The single most difficult notion for graduate students and new professors to grasp about teaching—and, indeed, many experienced teachers never grasp this point either—is that successful teaching to undergraduates has very little to do with the degree of one’s mastery of disciplinary knowledge. I am not making the well-rehearsed point that there is a big difference between knowing disciplinary information and knowing how to teach it. I am making a different point and, I hope, a deeper point. Allow me to illustrate my point, like Socrates, using my own ignorance as the starting point of my argument. After diligent study in my field that began with voracious childhood reading, followed by a college English major and a PhD in English, I think that at this point in my life, at age sixty-six, I may know about ten percent of all the disciplinary knowledge available to me. Actually, I think that’s an optimistic estimate, but for purposes of argument and diminishment of embarrassment, let’s assume that it’s true. (It’s hard to keep up with the output of Harold Bloom alone, much less find the time to fill in my chagrined ignorance of Schiller, Rabelais, Henry Gates, the Spasmodic Poets, and David Foster Wallace.) If you are like me, every time you look at your “must read” list you feel a pressure in your chest as if you might be having a heart attack. Your “should read” list could stretch to Tokyo. But my students are even worse off. They probably learn no more than ten percent of the disciplinary knowledge that I introduce to them in my classes, and if you think they remember ten percent of that ten percent six months after they leave my classes, you’re the kind of person who buys ten lottery tickets every single day on the grounds that “someone has to win.”

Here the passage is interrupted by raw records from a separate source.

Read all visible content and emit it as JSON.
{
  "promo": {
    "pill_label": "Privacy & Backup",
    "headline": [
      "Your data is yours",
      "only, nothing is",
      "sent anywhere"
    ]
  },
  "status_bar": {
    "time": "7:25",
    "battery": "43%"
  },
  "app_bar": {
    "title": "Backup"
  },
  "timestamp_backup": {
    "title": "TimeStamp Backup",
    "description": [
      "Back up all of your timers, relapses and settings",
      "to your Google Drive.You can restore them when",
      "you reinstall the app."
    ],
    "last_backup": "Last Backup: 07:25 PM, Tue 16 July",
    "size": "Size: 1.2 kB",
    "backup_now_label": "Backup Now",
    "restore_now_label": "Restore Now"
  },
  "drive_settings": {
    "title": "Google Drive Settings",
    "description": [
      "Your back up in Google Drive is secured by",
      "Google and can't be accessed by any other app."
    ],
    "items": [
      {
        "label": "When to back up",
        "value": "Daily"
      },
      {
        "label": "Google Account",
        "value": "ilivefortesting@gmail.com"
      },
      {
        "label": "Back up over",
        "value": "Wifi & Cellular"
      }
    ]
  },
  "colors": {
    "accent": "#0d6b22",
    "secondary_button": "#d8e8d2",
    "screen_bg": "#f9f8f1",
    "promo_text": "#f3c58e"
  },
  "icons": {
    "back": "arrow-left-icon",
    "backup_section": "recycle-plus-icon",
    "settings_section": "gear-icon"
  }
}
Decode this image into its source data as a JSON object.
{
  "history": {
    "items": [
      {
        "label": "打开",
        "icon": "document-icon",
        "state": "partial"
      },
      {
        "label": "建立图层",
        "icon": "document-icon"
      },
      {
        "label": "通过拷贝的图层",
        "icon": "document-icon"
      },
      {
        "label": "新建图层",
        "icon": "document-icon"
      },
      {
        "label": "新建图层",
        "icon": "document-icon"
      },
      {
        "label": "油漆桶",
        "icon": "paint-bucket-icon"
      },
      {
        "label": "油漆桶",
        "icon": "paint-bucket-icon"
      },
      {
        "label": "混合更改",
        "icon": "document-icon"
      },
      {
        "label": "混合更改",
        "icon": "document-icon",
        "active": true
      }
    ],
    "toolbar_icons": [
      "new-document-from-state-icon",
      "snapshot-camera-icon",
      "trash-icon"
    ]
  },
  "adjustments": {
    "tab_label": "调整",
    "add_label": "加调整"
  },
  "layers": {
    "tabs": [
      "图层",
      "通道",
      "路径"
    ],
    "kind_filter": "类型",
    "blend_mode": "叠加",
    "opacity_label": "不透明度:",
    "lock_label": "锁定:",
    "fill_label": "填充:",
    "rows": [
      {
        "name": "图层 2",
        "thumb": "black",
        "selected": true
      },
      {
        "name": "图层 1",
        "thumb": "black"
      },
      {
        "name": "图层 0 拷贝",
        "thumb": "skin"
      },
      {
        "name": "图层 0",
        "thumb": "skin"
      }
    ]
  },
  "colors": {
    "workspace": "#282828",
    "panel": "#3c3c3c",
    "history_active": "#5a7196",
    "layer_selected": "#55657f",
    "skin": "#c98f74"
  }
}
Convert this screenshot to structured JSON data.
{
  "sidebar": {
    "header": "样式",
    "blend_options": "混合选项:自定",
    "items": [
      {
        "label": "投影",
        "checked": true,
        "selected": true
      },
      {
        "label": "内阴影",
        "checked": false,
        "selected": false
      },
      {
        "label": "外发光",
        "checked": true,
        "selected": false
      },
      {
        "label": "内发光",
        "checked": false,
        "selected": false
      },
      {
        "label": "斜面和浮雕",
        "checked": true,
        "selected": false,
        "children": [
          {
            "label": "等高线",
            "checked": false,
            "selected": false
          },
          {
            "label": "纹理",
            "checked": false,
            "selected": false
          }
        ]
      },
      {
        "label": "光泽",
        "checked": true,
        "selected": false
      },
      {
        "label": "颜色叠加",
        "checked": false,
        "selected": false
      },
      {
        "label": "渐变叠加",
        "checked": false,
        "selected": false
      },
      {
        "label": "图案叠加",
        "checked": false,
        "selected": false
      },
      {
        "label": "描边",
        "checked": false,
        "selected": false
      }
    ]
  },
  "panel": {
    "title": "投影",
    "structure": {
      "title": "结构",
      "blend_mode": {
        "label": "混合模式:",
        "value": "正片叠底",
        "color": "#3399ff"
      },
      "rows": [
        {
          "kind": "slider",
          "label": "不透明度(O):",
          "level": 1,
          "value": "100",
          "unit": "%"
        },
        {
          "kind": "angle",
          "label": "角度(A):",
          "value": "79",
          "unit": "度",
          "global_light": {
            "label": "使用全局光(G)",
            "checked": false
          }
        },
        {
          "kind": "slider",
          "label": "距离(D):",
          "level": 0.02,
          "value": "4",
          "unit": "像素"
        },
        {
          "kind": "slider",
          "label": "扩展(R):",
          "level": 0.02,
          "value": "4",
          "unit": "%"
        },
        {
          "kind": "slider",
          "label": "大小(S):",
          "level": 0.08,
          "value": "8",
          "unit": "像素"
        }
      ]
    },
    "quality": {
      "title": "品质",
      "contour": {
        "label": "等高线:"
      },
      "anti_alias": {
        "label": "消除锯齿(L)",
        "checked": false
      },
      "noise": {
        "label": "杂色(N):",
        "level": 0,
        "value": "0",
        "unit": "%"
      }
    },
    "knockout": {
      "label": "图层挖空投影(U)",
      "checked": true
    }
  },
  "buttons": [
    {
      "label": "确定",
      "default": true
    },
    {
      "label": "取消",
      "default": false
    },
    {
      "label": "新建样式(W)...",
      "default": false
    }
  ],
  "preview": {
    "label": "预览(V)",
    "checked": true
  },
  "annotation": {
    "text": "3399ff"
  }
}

The point I am inviting you to consider is that compared to all there is to learn in any field, we are all pikers, stumblers, and terminal beginners. But while I am aware of the huge blank spaces of ignorance in my learning, my students are not aware of those blank spaces, and they nibble like mice around the edges of what I don’t know and often mistake me for a vastly learned man. They say so in their course evaluation forms. “Dr. Gregory knows everything about literature and literary criticism.” “Yeah?,” I want to say, “and you would be measuring my knowledge against what standard?” The salient inference here is that in undergraduate teaching we are all doing no more than dabbling around the edges of a vast pool of knowledge and information that not even we as experts claim to digest. This observation forces on us the following conclusion. If we are all getting so little disciplinary work done, and if undergraduate teaching does actually work a fair amount of the time, it cannot be because we are all doing a box office business expanding the boundaries of our students’ disciplinary knowledge. It has to be working for reasons other than disciplinary reasons.